2. Beoordeling van de klachten
2.1.1.
Op naam van belanghebbende is door […] beroep bij de Rechtbank ingesteld. De Rechtbank heeft geoordeeld dat de bij het beroepschrift gevoegde volmacht niet voldoet aan de daaraan te stellen eisen. Het betreft een foto van een volmacht.
2.1.2.
Bij brief van 19 augustus 2016 heeft de Rechtbank […] verzocht om een nieuwe machtiging over te leggen, welke is voorzien van een originele handtekening (geen scan en geen kopie) van belanghebbende.
2.1.3.
Aan dit verzoek is door […] niet voldaan. Het beroep is vervolgens door de Rechtbank niet‑ontvankelijk verklaard.
2.2.
In het daartegen gerichte verzet stelt belanghebbende zich op het standpunt dat de Rechtbank ten onrechte een nieuwe machtiging heeft verlangd met een originele handtekening. Daartoe heeft zij er op gewezen dat bij het beroepschrift reeds een machtiging was gevoegd waaruit de vertegenwoordigingsbevoegdheid van […] blijkt. Bij de thans in cassatie bestreden uitspraak heeft de Rechtbank het verzet ongegrond verklaard.
2.3.
In cassatie wordt terecht hierover geklaagd. Artikel 8:24 Awb noch enige andere rechtsregel eist dat een overgelegde schriftelijke machtiging dient te zijn voorzien van een originele, met pen geplaatste, handtekening. De omstandigheid dat de aan de Rechtbank verstrekte ondertekende machtiging een foto is van een origineel is op zichzelf geen grond om aan de geldigheid daarvan te twijfelen (vgl. ABRvS 11 januari 2017, nr. 201508734/1/A3, ECLI:NL:RVS:2017:58).
2.4.
Aangezien de Rechtbank geen andere gronden heeft vermeld op grond waarvan aan de vertegenwoordigingsbevoegdheid van […] getwijfeld zou moeten worden, heeft de Rechtbank ten onrechte het verzet ongegrond verklaard. De uitspraak van de Rechtbank kan niet in stand blijven. De overige klachten behoeven geen behandeling. Het verzet dient gegrond te worden verklaard.
3. Proceskosten
Het college van burgemeester en wethouders van de gemeente Zwolle zal worden veroordeeld in de kosten van het geding in cassatie en de heffingsambtenaar van de gemeente Zwolle in de kosten van het verzet bij de Rechtbank.
4. Beslissing
De Hoge Raad:
verklaart het beroep in cassatie gegrond,
vernietigt de uitspraak van de Rechtbank,
verklaart het verzet tegen de uitspraak van de Rechtbank gegrond,
verstaat dat die uitspraak vervalt en dat de Rechtbank het onderzoek voortzet in de stand waarin het zich bevond,
gelast dat het college van burgemeester en wethouders van de gemeente Zwolle aan belanghebbende vergoedt het door deze ter zake van de behandeling van het beroep in cassatie betaalde griffierecht ten bedrage van € 124,
veroordeelt het college van burgemeester en wethouders van de gemeente Zwolle in de kosten van het geding in cassatie aan de zijde van belanghebbende, vastgesteld op € 990 voor beroepsmatig verleende rechtsbijstand, en
veroordeelt de heffingsambtenaar van de gemeente Zwolle in de kosten van het verzet bij de Rechtbank, vastgesteld op € 248 voor beroepsmatig verleende rechtsbijstand.

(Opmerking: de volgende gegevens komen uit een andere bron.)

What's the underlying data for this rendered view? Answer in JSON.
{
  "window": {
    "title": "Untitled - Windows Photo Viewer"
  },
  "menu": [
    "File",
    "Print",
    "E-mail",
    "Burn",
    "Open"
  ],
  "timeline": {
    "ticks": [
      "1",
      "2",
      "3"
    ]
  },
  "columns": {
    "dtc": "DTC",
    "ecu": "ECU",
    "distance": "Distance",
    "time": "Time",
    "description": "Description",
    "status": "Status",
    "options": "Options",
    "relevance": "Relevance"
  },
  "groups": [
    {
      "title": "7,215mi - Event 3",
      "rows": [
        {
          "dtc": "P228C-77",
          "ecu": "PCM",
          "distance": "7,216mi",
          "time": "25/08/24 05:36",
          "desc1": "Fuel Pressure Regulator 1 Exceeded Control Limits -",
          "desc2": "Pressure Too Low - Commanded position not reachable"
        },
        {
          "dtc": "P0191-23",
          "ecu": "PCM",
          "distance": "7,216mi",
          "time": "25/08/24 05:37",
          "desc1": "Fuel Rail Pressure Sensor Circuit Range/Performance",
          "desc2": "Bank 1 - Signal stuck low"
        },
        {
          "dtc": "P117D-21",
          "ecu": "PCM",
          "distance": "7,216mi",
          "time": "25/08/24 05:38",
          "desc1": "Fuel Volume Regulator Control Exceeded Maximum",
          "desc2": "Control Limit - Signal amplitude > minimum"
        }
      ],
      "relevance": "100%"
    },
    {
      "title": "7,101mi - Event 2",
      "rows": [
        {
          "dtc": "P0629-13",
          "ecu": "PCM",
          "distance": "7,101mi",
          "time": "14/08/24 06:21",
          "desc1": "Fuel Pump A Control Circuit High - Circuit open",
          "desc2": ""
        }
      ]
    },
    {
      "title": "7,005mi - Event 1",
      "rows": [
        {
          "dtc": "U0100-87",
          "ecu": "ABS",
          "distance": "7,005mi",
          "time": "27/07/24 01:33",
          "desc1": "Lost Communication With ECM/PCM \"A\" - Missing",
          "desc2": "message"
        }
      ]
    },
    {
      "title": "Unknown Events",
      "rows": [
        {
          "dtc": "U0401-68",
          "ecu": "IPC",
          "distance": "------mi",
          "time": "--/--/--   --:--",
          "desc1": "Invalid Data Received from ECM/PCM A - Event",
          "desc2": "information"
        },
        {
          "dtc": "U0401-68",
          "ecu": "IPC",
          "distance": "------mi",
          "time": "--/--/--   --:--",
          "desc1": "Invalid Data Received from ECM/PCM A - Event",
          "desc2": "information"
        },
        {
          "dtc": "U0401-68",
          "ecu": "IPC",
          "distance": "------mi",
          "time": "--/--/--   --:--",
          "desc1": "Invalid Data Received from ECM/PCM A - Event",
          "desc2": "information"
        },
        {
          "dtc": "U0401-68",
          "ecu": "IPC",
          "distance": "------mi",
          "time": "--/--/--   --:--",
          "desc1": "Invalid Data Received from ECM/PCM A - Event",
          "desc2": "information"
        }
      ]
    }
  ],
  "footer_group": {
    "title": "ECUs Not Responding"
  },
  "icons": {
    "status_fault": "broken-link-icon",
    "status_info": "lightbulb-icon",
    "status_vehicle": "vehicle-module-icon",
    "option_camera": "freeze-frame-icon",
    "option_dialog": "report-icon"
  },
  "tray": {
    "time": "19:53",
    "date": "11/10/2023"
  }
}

Dit arrest is gewezen door de raadsheer J. Wortel als voorzitter, en de raadsheren Th. Groeneveld en A.F.M.Q. Beukers-van Dooren, in tegenwoordigheid van de waarnemend griffier F. Treuren, en in het openbaar uitgesproken op 2 juni 2017.
Beroepschrift 02‑06‑2017
Geachte heer, mevrouw,
Namens [X] te [Z] stel ik hierbij beroep in cassatie in tegen de uitspraak op verzet van de rechtbank Overijssel van 24 januari 2017 (zaaknr. ZWO 16/909) hier als bijlage overgelegd. Een afschrift van de volmacht van eiseres bevindt zich reeds in het procesdossier van de rechtbank.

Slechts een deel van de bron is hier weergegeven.